Are you, like me, finding yourself looking for ways to create more time, more space to be present? To catch up, to catch your breath, to rest, to reflect? To mark the swinging out of pandemic time and into the public sphere? To notice that we are now in a different era, unable to return to the innocence of pre-Covid but no longer able to rest in the imposed pandemic quietude? To navigate weird and unsettling political times, ongoing disparities, deepening climate realities and grinding inflationary economic pressures? We need to take a breath and create a little space. Lay on the ground and gaze up at the blue sky and clouds.
There is something remarkable that happens when we consciously choose to create space. To do so may require saying “no” or “not right now” to a commitment or renegotiating a relationship. Yet there is potency in choosing to do so, especially when it is hard. Only by intentionally making the space for something new to arise will something new come into being. Only by creating time can we more fully inhabit our life and relationship with self, with body and mind, with family and friends.
It is a potent moment to take a pause. Yes, there are mounting pressures. But there are also deepening collaborative networks and evolving understandings of the imperative to do better for all people. Though we may be conditioned—and even told, perhaps explicitly—to do more faster (thank you, late-stage capitalism), it is essential for our humanity to find ways to do less. To fully inhabit our life, we must slow down and take time to listen—to intuition, to the stories our young ones want to share, to feedback, to those we serve, to the voices of those who are marginalized, to nature.
This is my invitation to myself and community as we move into fall, this season of harvesting and moving inward. Just as the plants bring their energy in and down to their roots, how might we create more space, deepening our rootedness in that which is nourishing, including rest? If we can take some space from all the outward doing, we may experience a flourishing of being. Responding from a place of presence and space, new possibilities and structures that support what we want may find the conditions needed to emerge.
Unrushed presence also nourishes community. It creates space for creative connections, for the reweaving of our community structures, for beauty and ceremony, joy and communion, music and dance. This is space for meaningful conversations, space to ask “How are you?” and lean into the response.
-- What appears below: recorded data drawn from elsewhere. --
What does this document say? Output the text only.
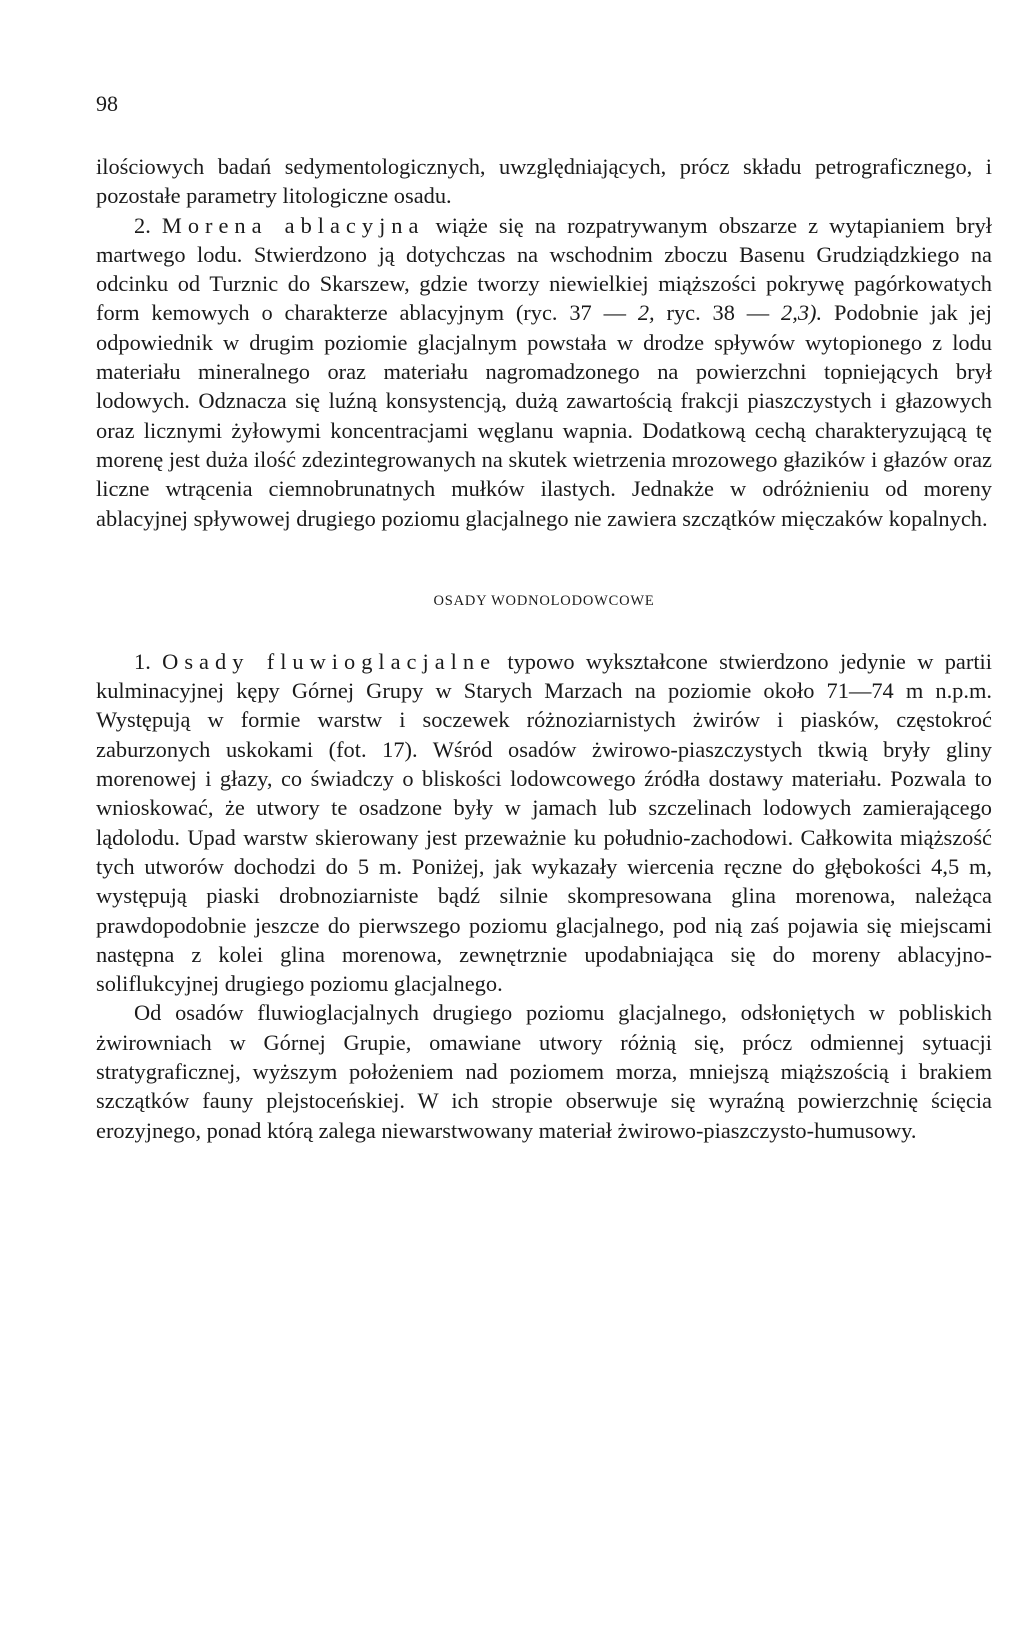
98

ilościowych badań sedymentologicznych, uwzględniających, prócz składu petrograficznego, i pozostałe parametry litologiczne osadu.

2. Morena ablacyjna wiąże się na rozpatrywanym obszarze z wytapianiem brył martwego lodu. Stwierdzono ją dotychczas na wschodnim zboczu Basenu Grudziądzkiego na odcinku od Turznic do Skarszew, gdzie tworzy niewielkiej miąższości pokrywę pagórkowatych form kemowych o charakterze ablacyjnym (ryc. 37 — 2, ryc. 38 — 2,3). Podobnie jak jej odpowiednik w drugim poziomie glacjalnym powstała w drodze spływów wytopionego z lodu materiału mineralnego oraz materiału nagromadzonego na powierzchni topniejących brył lodowych. Odznacza się luźną konsystencją, dużą zawartością frakcji piaszczystych i głazowych oraz licznymi żyłowymi koncentracjami węglanu wapnia. Dodatkową cechą charakteryzującą tę morenę jest duża ilość zdezintegrowanych na skutek wietrzenia mrozowego głazików i głazów oraz liczne wtrącenia ciemnobrunatnych mułków ilastych. Jednakże w odróżnieniu od moreny ablacyjnej spływowej drugiego poziomu glacjalnego nie zawiera szczątków mięczaków kopalnych.

OSADY WODNOLODOWCOWE

1. Osady fluwioglacjalne typowo wykształcone stwierdzono jedynie w partii kulminacyjnej kępy Górnej Grupy w Starych Marzach na poziomie około 71—74 m n.p.m. Występują w formie warstw i soczewek różnoziarnistych żwirów i piasków, częstokroć zaburzonych uskokami (fot. 17). Wśród osadów żwirowo-piaszczystych tkwią bryły gliny morenowej i głazy, co świadczy o bliskości lodowcowego źródła dostawy materiału. Pozwala to wnioskować, że utwory te osadzone były w jamach lub szczelinach lodowych zamierającego lądolodu. Upad warstw skierowany jest przeważnie ku południo-zachodowi. Całkowita miąższość tych utworów dochodzi do 5 m. Poniżej, jak wykazały wiercenia ręczne do głębokości 4,5 m, występują piaski drobnoziarniste bądź silnie skompresowana glina morenowa, należąca prawdopodobnie jeszcze do pierwszego poziomu glacjalnego, pod nią zaś pojawia się miejscami następna z kolei glina morenowa, zewnętrznie upodabniająca się do moreny ablacyjno-soliflukcyjnej drugiego poziomu glacjalnego.

Od osadów fluwioglacjalnych drugiego poziomu glacjalnego, odsłoniętych w pobliskich żwirowniach w Górnej Grupie, omawiane utwory różnią się, prócz odmiennej sytuacji stratygraficznej, wyższym położeniem nad poziomem morza, mniejszą miąższością i brakiem szczątków fauny plejstoceńskiej. W ich stropie obserwuje się wyraźną powierzchnię ścięcia erozyjnego, ponad którą zalega niewarstwowany materiał żwirowo-piaszczysto-humusowy.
Not that this is easy to do. We all live and work within structures organized around maximizing productivity. Perhaps some of us are well positioned to advocate for evolving structures, but many of us are not. Nonprofits and other organizations measure themselves by their “impact”—kind of an intense word—which may force a quantitative versus a qualitative way of evaluating performance that keeps cuing us to do more and keep growing. Perhaps this reflects responsible stewardship of public funds, but it also reflects a deep-seated culture of doing more and more without incentive to pause and invest in the quality of presence.
A question those in leadership roles can ask: What is the human cost of not investing in our collective ability to take care of ourselves, to reflect and recover from our work efforts? What is the cost of front-line service and health care workers burning out and leaving their work, or feeling demoralized and unsupported? What emergent glimmers of future possibilities will never come into being if visionaries exhaust themselves before they can manifest?
This world, and this community, has abundant financial resources. Now is a beautiful moment to pause and connect. It is totally possible if we make the time to breathe it into being. We must support each other in making courageous decisions to be a little less productive. We can celebrate each other’s leadership in staying home to rest when we feel tired or ill, or in taking time to be on retreat. If you are a leader in an organization, you can support your team by offering restorative experiences (hint—don’t ask them to do it on their time off) and by calibrating expectations for productivity to what a person can do in an eight-hour work day. If you have inherited a structure that is outmoded, take the time to figure out how to evolve it. Change-making takes time, effort and, often, fundraising. We can all do our part to foster a culture of taking time and space to rest and reflect. This is essential capacity-building for the resilience and creativity that is so important now and in our future.
As in all things, we can turn to the natural world for guidance. Coyotes and foxes know the value of basking in the sunshine. Birds observe cycles of activity and rest. The natural world is constantly working to support renewal. Go outside and let your gaze rest on something green. Feel the sun or the breeze on your skin. Lay on the earth or let your feet touch the grass. Let us find our way back to our place in the natural order of things, as human beings in the most complete expression of the words. Being, human.
Anna O’Malley, M.D., is an integrative family and community medicine physician with the Coastal Health Alliance. She also directs Natura Institute for Ecology and Medicine in the Commonweal Garden.